Forumlardaki en ilginç tartışmalardan biriyle karşılaştım geçenlerde: “Eti aslında İsrail sermayeliymiş.” Cümle hem merak uyandırıcı hem de tartışmalıydı. O an düşündüm, bu iddianın arkasında gerçekten ekonomik bir bağlantı mı var, yoksa sosyal medya kaynaklı bir yanlış bilgi mi? Bugün bu konuyu sadece duygusal reflekslerle değil, veriler ve gözlemlerle tartışalım.

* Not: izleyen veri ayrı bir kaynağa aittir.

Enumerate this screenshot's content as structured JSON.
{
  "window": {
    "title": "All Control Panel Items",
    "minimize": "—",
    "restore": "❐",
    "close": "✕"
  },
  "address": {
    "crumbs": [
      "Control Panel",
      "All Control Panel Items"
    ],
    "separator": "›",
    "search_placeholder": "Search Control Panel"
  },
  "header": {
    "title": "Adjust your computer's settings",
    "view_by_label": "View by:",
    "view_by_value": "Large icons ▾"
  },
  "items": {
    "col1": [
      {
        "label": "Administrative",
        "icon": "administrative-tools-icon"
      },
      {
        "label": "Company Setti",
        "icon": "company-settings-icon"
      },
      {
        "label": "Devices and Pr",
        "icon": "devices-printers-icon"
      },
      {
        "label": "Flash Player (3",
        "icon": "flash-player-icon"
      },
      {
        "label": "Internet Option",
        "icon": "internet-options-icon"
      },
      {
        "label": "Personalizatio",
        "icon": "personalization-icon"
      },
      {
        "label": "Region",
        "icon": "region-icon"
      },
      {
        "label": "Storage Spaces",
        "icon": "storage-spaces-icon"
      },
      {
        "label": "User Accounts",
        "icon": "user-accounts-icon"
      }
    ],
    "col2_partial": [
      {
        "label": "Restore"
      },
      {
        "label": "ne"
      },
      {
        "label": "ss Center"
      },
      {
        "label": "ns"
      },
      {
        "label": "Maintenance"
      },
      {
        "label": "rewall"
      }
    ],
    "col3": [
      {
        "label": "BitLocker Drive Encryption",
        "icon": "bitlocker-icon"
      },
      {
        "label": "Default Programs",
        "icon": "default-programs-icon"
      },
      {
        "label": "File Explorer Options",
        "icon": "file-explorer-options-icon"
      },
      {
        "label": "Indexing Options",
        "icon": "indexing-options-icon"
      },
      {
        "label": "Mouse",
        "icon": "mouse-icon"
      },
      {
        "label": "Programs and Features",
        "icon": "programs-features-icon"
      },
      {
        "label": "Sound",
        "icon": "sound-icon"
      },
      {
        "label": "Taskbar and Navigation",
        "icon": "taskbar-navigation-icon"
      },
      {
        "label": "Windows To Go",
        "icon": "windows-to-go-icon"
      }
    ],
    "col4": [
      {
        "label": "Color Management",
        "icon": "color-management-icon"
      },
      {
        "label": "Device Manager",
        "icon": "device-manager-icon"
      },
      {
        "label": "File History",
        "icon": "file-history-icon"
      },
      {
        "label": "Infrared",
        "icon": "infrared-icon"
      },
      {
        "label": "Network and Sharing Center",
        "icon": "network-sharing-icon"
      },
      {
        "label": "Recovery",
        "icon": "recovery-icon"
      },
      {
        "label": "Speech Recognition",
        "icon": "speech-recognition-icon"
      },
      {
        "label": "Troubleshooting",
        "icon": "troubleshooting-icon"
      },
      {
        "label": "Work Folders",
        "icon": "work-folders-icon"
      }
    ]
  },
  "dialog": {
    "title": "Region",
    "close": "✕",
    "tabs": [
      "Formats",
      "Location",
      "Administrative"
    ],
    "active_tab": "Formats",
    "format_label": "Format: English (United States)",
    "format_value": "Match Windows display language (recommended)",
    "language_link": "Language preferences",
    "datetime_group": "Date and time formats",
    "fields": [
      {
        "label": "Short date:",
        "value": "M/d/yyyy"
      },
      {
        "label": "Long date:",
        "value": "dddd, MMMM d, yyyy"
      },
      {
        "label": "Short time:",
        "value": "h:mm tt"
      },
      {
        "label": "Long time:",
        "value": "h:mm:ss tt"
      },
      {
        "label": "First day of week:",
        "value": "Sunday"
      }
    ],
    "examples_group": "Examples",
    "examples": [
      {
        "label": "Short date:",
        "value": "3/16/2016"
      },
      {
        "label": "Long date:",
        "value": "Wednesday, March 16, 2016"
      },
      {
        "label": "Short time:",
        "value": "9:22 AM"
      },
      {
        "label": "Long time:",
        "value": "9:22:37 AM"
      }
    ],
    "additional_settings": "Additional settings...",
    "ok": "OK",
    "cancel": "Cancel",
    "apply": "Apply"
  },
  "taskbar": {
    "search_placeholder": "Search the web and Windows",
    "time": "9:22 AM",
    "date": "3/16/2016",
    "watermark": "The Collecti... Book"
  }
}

Eti, Türkiye’de yerli üretim denilince akla gelen markalardan biridir. Kurucusu Firuz Kanatlı, 1962’de Eskişehir’de küçük bir bisküvi atölyesiyle işe başlamış, yıllar içinde markayı bir gıda devine dönüştürmüştür. Ancak internet çağında bir markanın milliyetini sorgulamak, artık sadece “sahibi kim?” sorusuyla sınırlı değil; sermaye akışı, ortaklık yapısı, üretim zinciri ve tedarik ilişkileri gibi daha karmaşık unsurları içeriyor.

---

Gerçekler Ne Diyor? Eti’nin Sahiplik Yapısı

Öncelikle en temel veriyle başlayalım: Eti Gıda Sanayi ve Ticaret A.Ş., Türk sermayeli bir şirkettir. Tüm ortaklık payları Kanatlı ailesine aittir ve merkezi Eskişehir’dedir. Türkiye Ticaret Sicili Gazetesi ve MERSİS kayıtlarında herhangi bir yabancı sermaye ortaklığı bulunmamaktadır.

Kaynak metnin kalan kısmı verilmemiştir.